Kellett is determined to do better this year and is expecting that Bourdais will be a big help.
“He joined our team at the end of last season,” Kellett said, “and he made his presence felt immediately. He was very exacting from a setup standpoint and it was interesting to watch how he pushed the team to give him what he wanted. He’s got 15 years of experience (in Indy cars, sports cars, F1) to draw on.
“As a result, I’ve found myself more assertive. While giving feedback to engineers (during tests), I find that I’m definitely more confident and able to say, ‘This is what I want.’”
Kellett not being a rookie any more is probably a good thing, because two of the most famous racing drivers in the word are first-timers and will likely hog most of the IndyCar publicity this year. Seven-time NASCAR Cup champion Jimmie Johnston, who’s padding his CV by driving a part-time schedule in IndyCar for Chip Ganassi, and Romain Grosjean, who moved to IndyCar from Formula One after his employer, Haas F1, didn’t renew his contract.
Has Kellett bumped into them yet?
“I haven’t met Grosjean,” he said, “but I’ve been around Jimmy and I know him enough to say, ‘Hi.’ I think both of them have the will and the experience to drive the car to the point of being competitive. I think Grosjean will have a bit of an easier time because of his open-wheel experience in Europe; the F1-to-IndyCar jump is probably easier than NASCAR-to-IndyCar.
“I hope Jimmie does well, though. He’s certainly putting in the effort. All-power to him,” Kellett said. “They’re both world-class drivers and I think it’s great for the series and it will be great racing against them, that’s for sure. I’m looking forward to that and I hope I beat them.”
And how does Kellett expect to do this season, overall. Can he win a race?

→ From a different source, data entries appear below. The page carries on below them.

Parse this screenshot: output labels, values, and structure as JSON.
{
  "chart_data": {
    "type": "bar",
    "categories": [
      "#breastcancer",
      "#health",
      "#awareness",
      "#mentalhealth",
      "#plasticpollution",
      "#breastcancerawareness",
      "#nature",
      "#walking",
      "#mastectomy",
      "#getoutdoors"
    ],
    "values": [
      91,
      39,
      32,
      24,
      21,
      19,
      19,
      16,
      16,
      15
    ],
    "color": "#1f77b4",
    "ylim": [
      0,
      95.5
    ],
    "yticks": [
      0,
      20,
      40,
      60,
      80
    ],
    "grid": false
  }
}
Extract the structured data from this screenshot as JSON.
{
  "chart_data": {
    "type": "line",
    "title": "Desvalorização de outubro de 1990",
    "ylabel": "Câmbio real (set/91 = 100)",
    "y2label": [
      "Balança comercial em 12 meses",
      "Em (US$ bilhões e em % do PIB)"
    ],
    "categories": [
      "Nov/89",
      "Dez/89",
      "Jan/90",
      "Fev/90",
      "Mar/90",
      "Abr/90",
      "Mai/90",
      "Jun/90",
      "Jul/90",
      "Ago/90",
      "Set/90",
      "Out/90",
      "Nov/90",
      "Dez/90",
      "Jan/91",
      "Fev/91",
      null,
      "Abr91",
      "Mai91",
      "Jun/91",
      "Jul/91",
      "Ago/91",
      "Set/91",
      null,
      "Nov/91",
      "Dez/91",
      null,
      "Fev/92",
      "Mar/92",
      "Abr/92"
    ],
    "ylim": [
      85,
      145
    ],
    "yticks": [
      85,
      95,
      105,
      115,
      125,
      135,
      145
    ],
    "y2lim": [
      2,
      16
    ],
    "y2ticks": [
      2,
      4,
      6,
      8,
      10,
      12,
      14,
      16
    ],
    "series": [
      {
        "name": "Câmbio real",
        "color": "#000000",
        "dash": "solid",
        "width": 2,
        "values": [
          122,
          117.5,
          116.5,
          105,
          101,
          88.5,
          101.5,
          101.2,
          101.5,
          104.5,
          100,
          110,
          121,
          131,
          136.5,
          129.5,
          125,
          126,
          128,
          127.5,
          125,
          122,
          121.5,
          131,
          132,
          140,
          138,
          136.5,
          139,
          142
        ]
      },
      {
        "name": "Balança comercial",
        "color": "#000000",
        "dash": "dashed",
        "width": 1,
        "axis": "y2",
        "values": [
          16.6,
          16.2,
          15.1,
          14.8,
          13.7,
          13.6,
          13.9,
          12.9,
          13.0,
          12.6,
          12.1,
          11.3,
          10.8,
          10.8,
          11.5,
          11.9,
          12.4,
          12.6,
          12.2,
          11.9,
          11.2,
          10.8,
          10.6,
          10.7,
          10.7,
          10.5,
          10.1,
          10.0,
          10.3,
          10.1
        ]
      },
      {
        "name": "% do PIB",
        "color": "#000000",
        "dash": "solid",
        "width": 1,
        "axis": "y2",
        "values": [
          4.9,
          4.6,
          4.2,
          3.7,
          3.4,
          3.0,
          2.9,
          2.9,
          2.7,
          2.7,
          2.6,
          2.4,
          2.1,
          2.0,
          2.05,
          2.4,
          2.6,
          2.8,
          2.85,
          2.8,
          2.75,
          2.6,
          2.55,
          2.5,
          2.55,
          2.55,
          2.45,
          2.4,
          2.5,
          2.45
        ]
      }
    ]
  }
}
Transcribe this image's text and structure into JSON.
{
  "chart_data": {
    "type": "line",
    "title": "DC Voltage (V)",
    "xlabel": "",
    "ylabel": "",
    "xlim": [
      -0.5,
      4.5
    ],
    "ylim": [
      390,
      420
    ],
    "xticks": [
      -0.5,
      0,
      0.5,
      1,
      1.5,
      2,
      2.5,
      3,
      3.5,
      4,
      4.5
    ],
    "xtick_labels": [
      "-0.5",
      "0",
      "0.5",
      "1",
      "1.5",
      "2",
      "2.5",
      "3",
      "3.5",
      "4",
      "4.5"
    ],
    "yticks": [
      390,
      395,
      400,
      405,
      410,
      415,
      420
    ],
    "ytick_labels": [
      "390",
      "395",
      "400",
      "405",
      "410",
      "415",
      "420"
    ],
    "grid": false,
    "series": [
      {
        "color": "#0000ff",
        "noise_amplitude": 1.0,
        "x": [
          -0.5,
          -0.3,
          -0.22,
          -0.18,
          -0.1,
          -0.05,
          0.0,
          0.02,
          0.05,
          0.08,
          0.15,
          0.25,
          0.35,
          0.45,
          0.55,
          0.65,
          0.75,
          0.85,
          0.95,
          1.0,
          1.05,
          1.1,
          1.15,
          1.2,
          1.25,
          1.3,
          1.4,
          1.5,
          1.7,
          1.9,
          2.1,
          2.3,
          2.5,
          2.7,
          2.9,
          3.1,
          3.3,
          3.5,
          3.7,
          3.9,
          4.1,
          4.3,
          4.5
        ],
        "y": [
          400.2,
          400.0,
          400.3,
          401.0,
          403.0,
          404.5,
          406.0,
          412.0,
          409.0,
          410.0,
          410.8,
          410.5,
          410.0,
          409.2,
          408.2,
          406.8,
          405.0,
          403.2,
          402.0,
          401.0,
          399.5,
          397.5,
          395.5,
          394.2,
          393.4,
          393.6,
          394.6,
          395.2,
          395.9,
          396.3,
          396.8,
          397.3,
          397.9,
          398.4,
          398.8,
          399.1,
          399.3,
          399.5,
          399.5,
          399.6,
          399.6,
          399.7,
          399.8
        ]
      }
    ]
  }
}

“I’ll be trying but you have to be realistic. I think in terms of milestones and benchmarks. The first milestone would be to start off in at least the Top 20 in the series and stay there. As I climb higher, I want to stay there rather than falling back. I want to be consistent,” he said. “As a race driver, though, your first benchmark is your teammate, particularly on the road courses. If I can be on pace, within a couple of tenths of Sebastien’s times, with his experience, I’ll be pretty happy.”
And what about the Indianapolis 500?
“Indy is the one race that everybody wants to win. But it’s still important to focus on the process (where you work up to speed gradually) and not get caught up in all that. I’d like to qualify a little better – we probably should have trimmed a little more than we did last year but when you’re a rookie, you don’t want to take too many big swings.
“But to qualify in the Top 10 or Top 15 would be an improvement from last year and I’d like to put myself in a position to be fighting for a good finish at the end. I’d be happy with that.”